An Introduction to Virtual Memory

Dennis J. McWherter, Jr. bio photo By Dennis J. McWherter, Jr. Comment

I proposed a topic not-so-long-ago when I was discussing pointers: virtual memory. Virtual memory is probably one of the most powerful advances we’ve seen in computer architecture over the years which has really allowed computing to grow so quickly. Yes, they continue to pack transistors on chips even more tightly, but the truth is that if we only had 4GB of RAM to simultaneously share with all processes on our computer, we could certainly run into some trouble. You can certainly forget about playing World of Warcraft while you chat over you vent server and browse the web for that guide to lead you through the raid.

What is memory/RAM?

In short, RAM (Random Access Memory) is fast-access storage for your programs. In computer architecture, the hierarchy of storage units (from fastest to slowest) is: registers, L1 cache, L2 cache, L3 cache (if you have one), RAM/memory, and then disk. The trade-off is that with speed comes high production cost and, consequently, less available storage. Simply put, the following relationships hold for our components:

  • Speed: registers > L1 cache > L2 cache > L3 cache > RAM > disk

  • Space: registers < L1 cache < L2 cache < L3 cache < RAM < disk

Not to mention, all the storage units I described are actually volatile (i.e. they lose the integrity of their contents after being switched off) except for disk.

NOTE: This is true for the common case. However, if you try really hard, you can recover the contents of RAM using a Cold-Boot attack.

The reason we focus on RAM as programmers is that it is the most abundant of the faster resources that we have available to us. Similarly, accessing RAM is typically much easier than accessing registers directly. Besides, unless you really know what you’re doing, your compiler will probably make better use of your registers than you will.

What does RAM look like?

Basically, when processes are running, a physical RAM chip looks like this:

image

In the diagram, we show the allocation of memory to specific processes P1, P2, P3, P4, and P5. In particular, if a space is marked Free, that means no process is using that space. There are a few obvious problems with this model.

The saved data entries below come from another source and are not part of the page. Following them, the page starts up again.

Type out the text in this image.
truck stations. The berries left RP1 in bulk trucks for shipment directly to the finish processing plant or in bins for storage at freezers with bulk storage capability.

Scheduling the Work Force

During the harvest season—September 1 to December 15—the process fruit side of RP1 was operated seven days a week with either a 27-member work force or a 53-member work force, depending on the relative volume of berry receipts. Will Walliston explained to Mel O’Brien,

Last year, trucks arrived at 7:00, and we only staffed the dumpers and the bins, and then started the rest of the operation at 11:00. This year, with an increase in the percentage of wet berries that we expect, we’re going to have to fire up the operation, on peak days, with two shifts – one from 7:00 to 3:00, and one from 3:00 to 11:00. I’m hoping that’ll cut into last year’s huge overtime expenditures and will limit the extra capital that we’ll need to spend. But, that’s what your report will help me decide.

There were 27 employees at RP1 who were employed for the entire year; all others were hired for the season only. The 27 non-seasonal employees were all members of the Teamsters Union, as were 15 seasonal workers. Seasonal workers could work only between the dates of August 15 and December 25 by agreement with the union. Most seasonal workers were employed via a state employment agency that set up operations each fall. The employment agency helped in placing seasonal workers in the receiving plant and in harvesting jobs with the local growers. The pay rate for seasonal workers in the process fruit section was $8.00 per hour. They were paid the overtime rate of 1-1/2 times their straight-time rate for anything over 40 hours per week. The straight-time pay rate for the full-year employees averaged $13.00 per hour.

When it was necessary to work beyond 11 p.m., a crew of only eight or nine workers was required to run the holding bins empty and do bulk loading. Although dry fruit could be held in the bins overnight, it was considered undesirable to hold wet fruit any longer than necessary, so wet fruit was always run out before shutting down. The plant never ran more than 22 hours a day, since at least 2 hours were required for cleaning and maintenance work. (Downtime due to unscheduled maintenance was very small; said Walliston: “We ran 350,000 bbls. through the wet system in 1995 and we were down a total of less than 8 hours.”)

Heavily fragmented. This first thing you will notice is that this chip is heavily fragmented. What that means is that there are holes of free memory stuck between reserved memory sections. This makes allocation more difficult. Specifically, if you don’t request the exact amount of memory for a free block, you will end up fragmenting that section of free memory (if you can fit) which just contributes to the overall problem. Otherwise, if there is no hole large enough to fit the amount of memory you need (even if total available memory is sufficient), you will be unable to allocate the requested memory. Coalescing is a thing which can help mitigate this problem, but good luck trying to get arbitrary processes to cooperate properly to do this.

No process isolation. All the processes currently running are co-resident in memory. For instance, if P1 tries to access too much memory, it could end up writing in the process space of P2, P3, etc. Similarly, it could also read the contents of their memory which is an obvious security flaw!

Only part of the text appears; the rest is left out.